Details
-
Bug
-
Status: Closed
-
Major
-
Resolution: Invalid
-
1.6.0, 1.8.7, 2.0.0
-
None
-
None
-
Windows Vista
Sun JDK 1.6.0_26
Description
I am getting the StreamCorruptedException when trying to parse a possibly invalid PDF document even if the -force option is specified.
Stack trace:
java.io.StreamCorruptedException: Error: data is null
at org.apache.pdfbox.filter.LZWFilter.decode(LZWFilter.java:82)
at org.apache.pdfbox.cos.COSStream.doDecode(COSStream.java:301)
at org.apache.pdfbox.cos.COSStream.doDecode(COSStream.java:221)

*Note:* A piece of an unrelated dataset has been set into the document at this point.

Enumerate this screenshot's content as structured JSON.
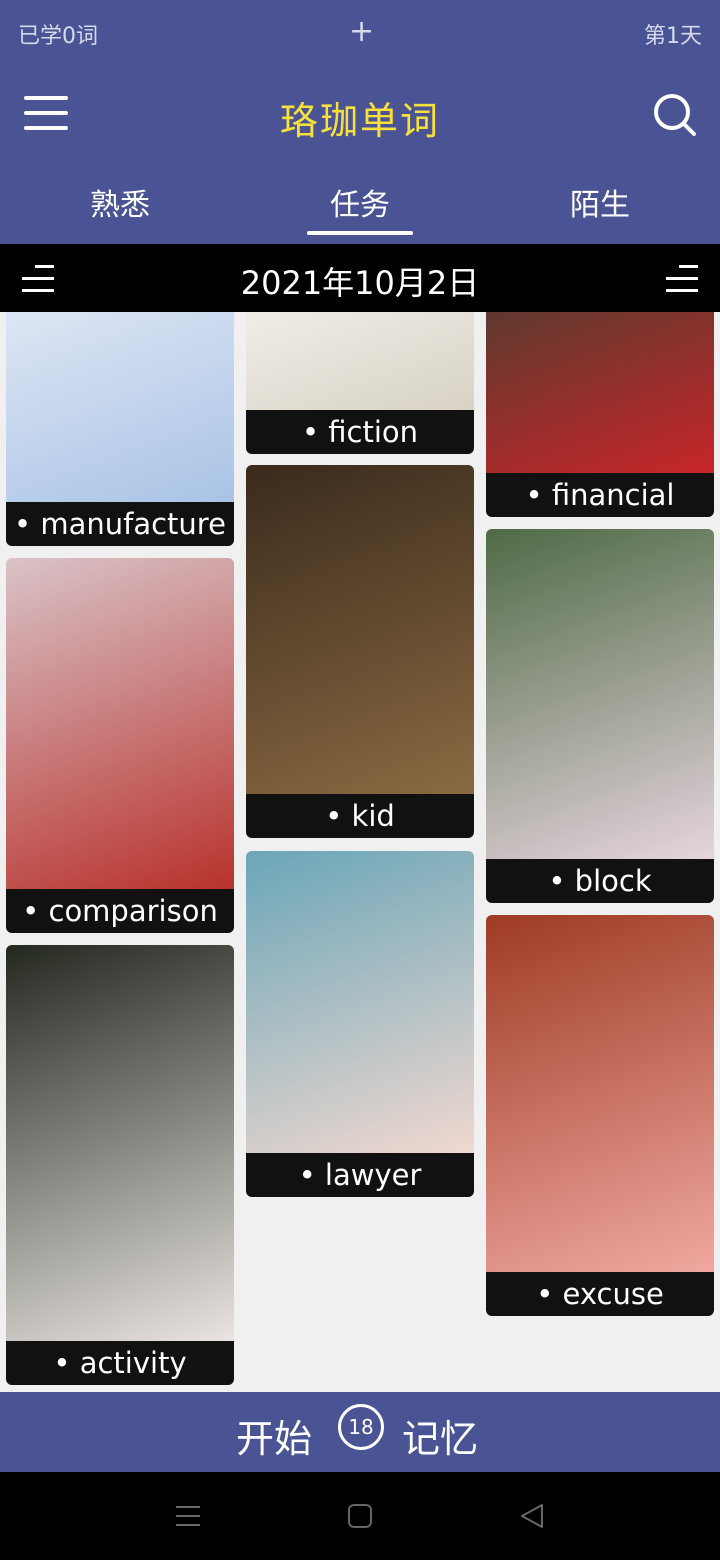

at org.apache.pdfbox.cos.COSStream.getUnfilteredStream(COSStream.java:156)
at org.apache.pdfbox.pdfparser.PDFStreamParser.<init>(PDFStreamParser.java:105)
at org.apache.pdfbox.util.PDFStreamEngine.processSubStream(PDFStreamEngine.java:264)
at org.apache.pdfbox.util.PDFStreamEngine.processSubStream(PDFStreamEngine.java:251)
at org.apache.pdfbox.util.PDFStreamEngine.processStream(PDFStreamEngine.java:225)
at org.apache.pdfbox.util.PDFTextStripper.processPage(PDFTextStripper.java:442)
at org.apache.pdfbox.util.PDFTextStripper.processPages(PDFTextStripper.java:366)
at org.apache.pdfbox.util.PDFTextStripper.writeText(PDFTextStripper.java:322)
at org.apache.pdfbox.ExtractText.startExtraction(ExtractText.java:256)
at org.apache.pdfbox.ExtractText.main(ExtractText.java:76)
at org.apache.pdfbox.PDFBox.main(PDFBox.java:42)
My suggestion is to skip bad sub-streams without throwing exceptions in PDFStreamEngine.processSubStream() in case of forceParsing is true.